От неожиданности маг едва не выронил полотенце и быстро повернулся.
- Куро-сама знает такие слова?! – воскликнул он с утрированным потрясением, хватаясь за сердце.
Впрочем, он действительно был удивлен. Самой идеей, самой возможностью, предположением... и да, словами ниндзя тоже.

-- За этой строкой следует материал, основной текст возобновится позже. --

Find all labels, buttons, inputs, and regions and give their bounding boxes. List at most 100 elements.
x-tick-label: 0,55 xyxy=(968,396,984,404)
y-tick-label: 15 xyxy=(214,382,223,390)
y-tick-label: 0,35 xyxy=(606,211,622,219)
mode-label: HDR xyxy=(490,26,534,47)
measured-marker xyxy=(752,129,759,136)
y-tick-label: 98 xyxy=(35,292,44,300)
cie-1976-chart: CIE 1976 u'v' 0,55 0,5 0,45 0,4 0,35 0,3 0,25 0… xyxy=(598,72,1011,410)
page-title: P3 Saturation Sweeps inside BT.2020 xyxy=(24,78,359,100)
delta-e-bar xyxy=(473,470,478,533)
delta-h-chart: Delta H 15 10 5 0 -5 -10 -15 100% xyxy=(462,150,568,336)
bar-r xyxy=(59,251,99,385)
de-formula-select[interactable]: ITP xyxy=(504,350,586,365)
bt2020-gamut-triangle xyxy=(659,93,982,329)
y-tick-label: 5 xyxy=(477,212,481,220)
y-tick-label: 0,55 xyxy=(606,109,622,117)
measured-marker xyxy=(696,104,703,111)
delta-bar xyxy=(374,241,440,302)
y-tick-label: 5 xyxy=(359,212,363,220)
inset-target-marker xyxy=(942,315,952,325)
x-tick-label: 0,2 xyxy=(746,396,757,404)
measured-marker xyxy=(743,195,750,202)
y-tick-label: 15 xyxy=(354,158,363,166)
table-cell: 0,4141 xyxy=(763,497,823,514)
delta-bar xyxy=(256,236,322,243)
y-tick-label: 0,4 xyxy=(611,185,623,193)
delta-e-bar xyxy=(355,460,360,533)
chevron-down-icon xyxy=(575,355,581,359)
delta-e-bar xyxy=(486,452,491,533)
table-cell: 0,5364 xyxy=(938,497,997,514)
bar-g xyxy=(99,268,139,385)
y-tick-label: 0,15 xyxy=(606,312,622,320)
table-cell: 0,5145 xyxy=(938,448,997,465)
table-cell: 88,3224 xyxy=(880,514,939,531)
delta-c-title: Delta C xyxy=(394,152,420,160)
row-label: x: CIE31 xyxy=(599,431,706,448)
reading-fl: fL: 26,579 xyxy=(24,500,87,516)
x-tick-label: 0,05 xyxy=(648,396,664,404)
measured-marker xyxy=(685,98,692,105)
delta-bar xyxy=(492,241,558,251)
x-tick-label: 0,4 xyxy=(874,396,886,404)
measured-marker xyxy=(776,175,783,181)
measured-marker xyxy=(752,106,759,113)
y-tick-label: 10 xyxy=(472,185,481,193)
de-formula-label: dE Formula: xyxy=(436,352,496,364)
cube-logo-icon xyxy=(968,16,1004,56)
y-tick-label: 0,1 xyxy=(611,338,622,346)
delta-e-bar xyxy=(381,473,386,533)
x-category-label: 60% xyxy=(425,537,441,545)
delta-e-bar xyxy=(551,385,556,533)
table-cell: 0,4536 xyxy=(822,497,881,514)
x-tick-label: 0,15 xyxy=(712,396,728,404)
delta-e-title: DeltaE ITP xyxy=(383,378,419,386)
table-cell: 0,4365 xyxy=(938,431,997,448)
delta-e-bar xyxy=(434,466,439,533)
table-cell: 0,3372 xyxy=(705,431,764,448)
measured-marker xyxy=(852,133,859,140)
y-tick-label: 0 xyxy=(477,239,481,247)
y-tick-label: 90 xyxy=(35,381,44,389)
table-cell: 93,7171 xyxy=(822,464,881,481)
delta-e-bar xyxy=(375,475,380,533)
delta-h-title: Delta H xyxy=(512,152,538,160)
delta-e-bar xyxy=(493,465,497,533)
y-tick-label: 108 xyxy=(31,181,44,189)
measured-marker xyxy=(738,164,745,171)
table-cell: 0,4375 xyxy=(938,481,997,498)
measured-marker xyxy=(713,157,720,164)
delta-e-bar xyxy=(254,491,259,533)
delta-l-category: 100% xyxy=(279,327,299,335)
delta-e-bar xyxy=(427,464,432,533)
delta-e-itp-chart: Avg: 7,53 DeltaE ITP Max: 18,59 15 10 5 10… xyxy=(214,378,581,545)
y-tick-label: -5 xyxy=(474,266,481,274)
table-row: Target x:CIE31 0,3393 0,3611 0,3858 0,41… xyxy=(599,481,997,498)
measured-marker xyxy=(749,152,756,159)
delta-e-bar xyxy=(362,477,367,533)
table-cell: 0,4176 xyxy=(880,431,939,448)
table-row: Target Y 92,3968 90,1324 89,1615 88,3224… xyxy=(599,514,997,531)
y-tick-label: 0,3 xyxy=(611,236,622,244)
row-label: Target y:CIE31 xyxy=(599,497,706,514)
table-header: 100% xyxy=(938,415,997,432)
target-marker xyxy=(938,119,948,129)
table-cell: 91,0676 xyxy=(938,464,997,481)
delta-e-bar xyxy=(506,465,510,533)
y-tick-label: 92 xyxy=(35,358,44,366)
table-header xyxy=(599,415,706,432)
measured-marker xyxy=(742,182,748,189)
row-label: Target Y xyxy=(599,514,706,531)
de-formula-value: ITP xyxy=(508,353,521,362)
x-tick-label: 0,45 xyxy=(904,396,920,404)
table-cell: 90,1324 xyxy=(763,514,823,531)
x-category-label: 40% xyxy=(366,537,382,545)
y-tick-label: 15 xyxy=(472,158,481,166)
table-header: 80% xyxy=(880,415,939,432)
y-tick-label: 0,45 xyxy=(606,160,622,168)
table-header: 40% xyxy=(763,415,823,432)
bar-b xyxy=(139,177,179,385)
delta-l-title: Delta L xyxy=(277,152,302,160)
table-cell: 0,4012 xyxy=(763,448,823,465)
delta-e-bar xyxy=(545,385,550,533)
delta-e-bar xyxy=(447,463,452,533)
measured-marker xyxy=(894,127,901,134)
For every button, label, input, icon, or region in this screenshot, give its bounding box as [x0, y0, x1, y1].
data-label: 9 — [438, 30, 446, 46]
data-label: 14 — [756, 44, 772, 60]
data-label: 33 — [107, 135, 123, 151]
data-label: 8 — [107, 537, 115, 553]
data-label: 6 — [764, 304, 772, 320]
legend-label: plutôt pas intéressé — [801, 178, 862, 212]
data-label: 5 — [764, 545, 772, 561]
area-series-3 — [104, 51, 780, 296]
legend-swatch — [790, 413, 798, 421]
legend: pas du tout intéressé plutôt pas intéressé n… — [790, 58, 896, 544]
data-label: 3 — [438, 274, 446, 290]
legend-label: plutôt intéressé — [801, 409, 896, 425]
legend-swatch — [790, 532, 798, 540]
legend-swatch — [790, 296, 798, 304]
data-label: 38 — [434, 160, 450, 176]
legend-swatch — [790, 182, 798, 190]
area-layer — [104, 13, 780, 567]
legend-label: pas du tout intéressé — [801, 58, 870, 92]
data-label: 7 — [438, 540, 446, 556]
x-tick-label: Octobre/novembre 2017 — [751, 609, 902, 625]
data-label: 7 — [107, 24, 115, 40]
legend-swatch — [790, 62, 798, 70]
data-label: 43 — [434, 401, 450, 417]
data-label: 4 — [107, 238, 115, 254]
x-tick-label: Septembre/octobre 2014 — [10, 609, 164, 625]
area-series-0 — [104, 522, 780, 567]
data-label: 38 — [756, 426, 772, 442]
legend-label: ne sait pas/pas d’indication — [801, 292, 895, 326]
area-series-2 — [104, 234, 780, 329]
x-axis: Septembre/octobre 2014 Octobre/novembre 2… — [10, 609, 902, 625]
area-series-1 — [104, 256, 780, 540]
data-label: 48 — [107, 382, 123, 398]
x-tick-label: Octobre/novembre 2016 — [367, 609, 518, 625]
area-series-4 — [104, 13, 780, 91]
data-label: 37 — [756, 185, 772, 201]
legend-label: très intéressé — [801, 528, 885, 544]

Курогане пронзил его хмурым взглядом, как бабочку острой иглой. Фай ожидал, что на этом разговор закончится, как было всегда, когда они случайно затрагивали шаткие темы... но ниндзя решительно продолжил, не отпуская его взгляда:
- Тебе что, действительно все равно, за кем увиваться?
Было что-то странное в его голосе… подозрение, раздражение, недоверие, недовольство и... Курогане выглядел так, словно это его... задевало?..
Фай налил ему чая, двигаясь на автомате, бездумно, и мягко улыбнулся:
- Ну что ты, Куро-сама, я люблю только тебя!
Ниндзя вновь громко фыркнул, отворачиваясь. А магу от собственных слов вдруг стало до горечи смешно... и почти страшно.
Просто дождь по-прежнему шумел где-то рядом, сильный, быстрый. Фай закончил уборку, с удивлением заметив, что руки теперь едва заметно пахнут ванильным мылом и гораздо сильнее – корицей от булочек, которая забилась под ногти.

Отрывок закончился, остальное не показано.